Der Mittlere Weg - Nr. 2, Mai - August 2008
Zeitschrift des Buddhistischen Bundes Hannover e.V.

Ein Indologe und Buddhist
Zum 80. Geburtstag von Dr. Hans Wolfgang Schumann

Von Axel Rodeck


Es ereignete sich ein heiteres, aber auch aussagekräftiges Geschehnis, als H.W. Schumann von mir erstmals durch die Räume unseres BBH geführt wurde. Es klingelte an der Tür und ein fremder junger Mann erschien: Er wolle sich bei uns weiter über den Buddhismus informieren, ein gutes Grundwissen habe ihm schon "der Schumann" verschafft. Überraschtes Staunen und großes Gelächter, als ich ihm sagte, "der Schumann" stehe wenige Schritte neben ihm.

Mann und Werk bilden also bereits die Institution "Der Schumann". Der 80. Geburtstag von Dr. Hans Wolfgang Schumann, den er am 31. Januar dieses Jahres in seinem Heimatort Königswinter beging und zu dem wir alles Gute für das neue Lebensjahr und -Jahrzehnt wünschen, soll Anlaß sein, sich mit Leben und Lebenswerk des Jubilars zu beschäftigen. Wie kann es kommen, dass jemand geradezu zum "Markenzeichen" der deutschen Buddhologie geworden ist?


Die Weiche wird gestellt

In den Nachkriegswirren des Jahres 1945 mit all ihren Erscheinungen wie Hunger, Zerstörungen und menschliches Elend stieß der damals 17-jährige Hans Wolfgang Schumann im Elternhaus eines Freundes auf Bücher mit Versen, die ihm nicht aus dem Sinn gingen und die er später als Verse aus dem Pali-Kanon erkannte. Insbesondere ein Vers schien der auch in seiner Heimatstadt Düsseldorf erlebten deutschen Katastrophe angemessen:

Das ganze Sein ist flammend Leid.
Wer dies mit weisem Sinne sieht,
wird bald des Leidenslebens satt.
Das ist der Weg zur Läuterung.

Schumanns Interesse war geweckt und er schloß sich 1947 einer von Walter Persian, einem Journalisten mit Spezialisierung auf Asien, geleiteten Düsseldorfer buddhistischen Gruppe an. 1948, im Jahre der Währungsreform, machte der Schüler Schumann sein Abitur und begann im nächsten Jahr eine Lehre als Verlagsbuchhändler, was ihm ermöglichte, systematisch nach damals noch recht knapper buddhistischer Literatur zu suchen.

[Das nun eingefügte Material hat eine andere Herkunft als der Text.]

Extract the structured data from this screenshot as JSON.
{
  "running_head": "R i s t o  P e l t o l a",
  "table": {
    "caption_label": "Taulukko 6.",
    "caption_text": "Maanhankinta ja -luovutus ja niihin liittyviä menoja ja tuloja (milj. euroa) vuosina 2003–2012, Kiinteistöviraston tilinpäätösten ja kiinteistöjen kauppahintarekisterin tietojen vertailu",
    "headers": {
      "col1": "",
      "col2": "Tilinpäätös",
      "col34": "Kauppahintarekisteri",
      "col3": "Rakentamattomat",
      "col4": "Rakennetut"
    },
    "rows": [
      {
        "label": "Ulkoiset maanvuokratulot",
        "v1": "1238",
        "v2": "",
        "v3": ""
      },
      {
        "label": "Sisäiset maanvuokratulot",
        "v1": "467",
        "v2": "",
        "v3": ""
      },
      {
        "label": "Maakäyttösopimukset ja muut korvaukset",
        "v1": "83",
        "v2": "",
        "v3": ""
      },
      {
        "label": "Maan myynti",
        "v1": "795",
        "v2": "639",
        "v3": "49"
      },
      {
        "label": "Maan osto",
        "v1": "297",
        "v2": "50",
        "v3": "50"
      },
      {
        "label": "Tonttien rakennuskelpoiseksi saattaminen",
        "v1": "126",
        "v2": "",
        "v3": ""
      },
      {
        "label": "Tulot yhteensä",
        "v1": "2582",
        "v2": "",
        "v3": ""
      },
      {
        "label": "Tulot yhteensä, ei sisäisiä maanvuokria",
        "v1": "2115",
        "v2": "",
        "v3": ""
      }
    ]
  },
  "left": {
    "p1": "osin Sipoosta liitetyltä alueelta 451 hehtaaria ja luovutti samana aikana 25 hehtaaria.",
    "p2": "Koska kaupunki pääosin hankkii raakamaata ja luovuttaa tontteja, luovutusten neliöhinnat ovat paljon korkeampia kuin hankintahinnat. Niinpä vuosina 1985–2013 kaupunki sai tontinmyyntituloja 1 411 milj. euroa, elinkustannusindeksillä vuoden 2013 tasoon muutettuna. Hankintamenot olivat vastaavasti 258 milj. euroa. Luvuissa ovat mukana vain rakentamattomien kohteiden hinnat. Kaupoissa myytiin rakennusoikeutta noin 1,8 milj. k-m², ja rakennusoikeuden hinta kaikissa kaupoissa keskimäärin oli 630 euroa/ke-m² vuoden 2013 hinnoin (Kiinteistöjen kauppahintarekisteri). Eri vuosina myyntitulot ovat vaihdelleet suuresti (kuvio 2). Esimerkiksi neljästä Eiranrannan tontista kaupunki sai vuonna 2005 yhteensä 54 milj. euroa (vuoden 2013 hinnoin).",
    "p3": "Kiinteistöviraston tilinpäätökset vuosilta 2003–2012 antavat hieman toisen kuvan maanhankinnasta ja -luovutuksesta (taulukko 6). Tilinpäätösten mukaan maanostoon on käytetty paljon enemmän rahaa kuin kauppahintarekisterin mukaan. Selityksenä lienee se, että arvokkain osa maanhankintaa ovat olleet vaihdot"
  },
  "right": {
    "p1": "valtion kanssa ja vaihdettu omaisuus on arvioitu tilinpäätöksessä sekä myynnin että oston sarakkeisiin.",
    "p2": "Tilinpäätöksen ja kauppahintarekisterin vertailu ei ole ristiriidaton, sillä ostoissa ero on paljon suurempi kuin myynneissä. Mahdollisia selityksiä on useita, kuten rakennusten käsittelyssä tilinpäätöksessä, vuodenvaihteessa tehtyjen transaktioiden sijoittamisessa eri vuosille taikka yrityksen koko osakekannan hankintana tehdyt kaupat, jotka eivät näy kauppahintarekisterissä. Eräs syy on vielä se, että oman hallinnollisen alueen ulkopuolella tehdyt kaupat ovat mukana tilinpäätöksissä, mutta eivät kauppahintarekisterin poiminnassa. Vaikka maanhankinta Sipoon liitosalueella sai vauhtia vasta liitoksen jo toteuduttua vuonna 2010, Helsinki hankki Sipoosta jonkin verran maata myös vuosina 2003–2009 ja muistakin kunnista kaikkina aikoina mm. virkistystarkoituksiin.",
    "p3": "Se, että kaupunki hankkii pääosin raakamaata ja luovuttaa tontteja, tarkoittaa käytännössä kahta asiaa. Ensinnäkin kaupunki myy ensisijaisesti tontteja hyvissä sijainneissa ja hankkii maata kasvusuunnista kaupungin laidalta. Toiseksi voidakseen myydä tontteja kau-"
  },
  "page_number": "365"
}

Als Walter Persian sich von der Buddhismus-Arbeit zurückziehen musste, weil die größte lokale, damals streng katholisch orientierte Zeitung dieses Engagement beanstandete und mit Auftragsentzug drohte, fanden die buddhistischen Treffen in der Wohnung der ehemaligen Tänzerin Inja Berndt ("Sumuttika" = die Schöngestaltige) und ihrem Ehemann statt. Der junge Schumann übte sich nun schon in der Auslegung buddhistischer Texte. Es scheint eine ungezwungene, fruchtbare Zeit gewesen zu sein.

Schon während seiner Buchhandelslehre hatte Schumann die Überzeugung gewonnen, dass eine tiefere Kenntnis des Dhamma die Beherrschung des Pali voraussetzt. Nachdem er 1951 seine Lehre abgeschlossen hatte, nahm er daher an der Universität Bonn das Studium der Indologie auf. Dort waren zunächst die Professoren Kirfel und Losch (der erstaunlicherweise im Telefonbuch als "Kammersänger" ausgewiesen war), ab 1955 Paul Hacker seine Lehrer, und am 3. Juli 1957 legte er bei dem Indologen Hacker, dem Völkerkundler Trimborn und dem bekannten Religionswissenschaftler Gustav Mensching seine Doktorprüfung ab. Thema der Doktorarbeit war "sankhara", die Geistesregungen und Tatabsichten.


Hinaus in die Welt

Im Jahre 1960 faßte H.W. Schumann den Entschluß, für den Deutschen Akademischen Auslandsdienst als Lektor für die deutsche Sprache nach Indien an die Hindu-Universität in Benares zu gehen und dabei seine Buddhismuskenntnisse zu vertiefen. Seine früheren akademischen Lehrer schüttelten darob den Kopf, denn, so meinten sie, Buddhismusstudien betreibe man besser in den Bibliotheken des Westens, in Indien sei, es dagegen schmutzig und heiß und die Leute hätten keine Ahnung. Dennoch betrat Schumann noch in diesem Jahr in Indien erstmals den Boden eines Buddhalandes. Dass es am Ende zwölf Jahre in Indien und weitere acht Jahre in den buddhistischen Ländern Burma und Ceylon (Sri Lanka) werden würden, hätte niemand vorauszusagen gewagt.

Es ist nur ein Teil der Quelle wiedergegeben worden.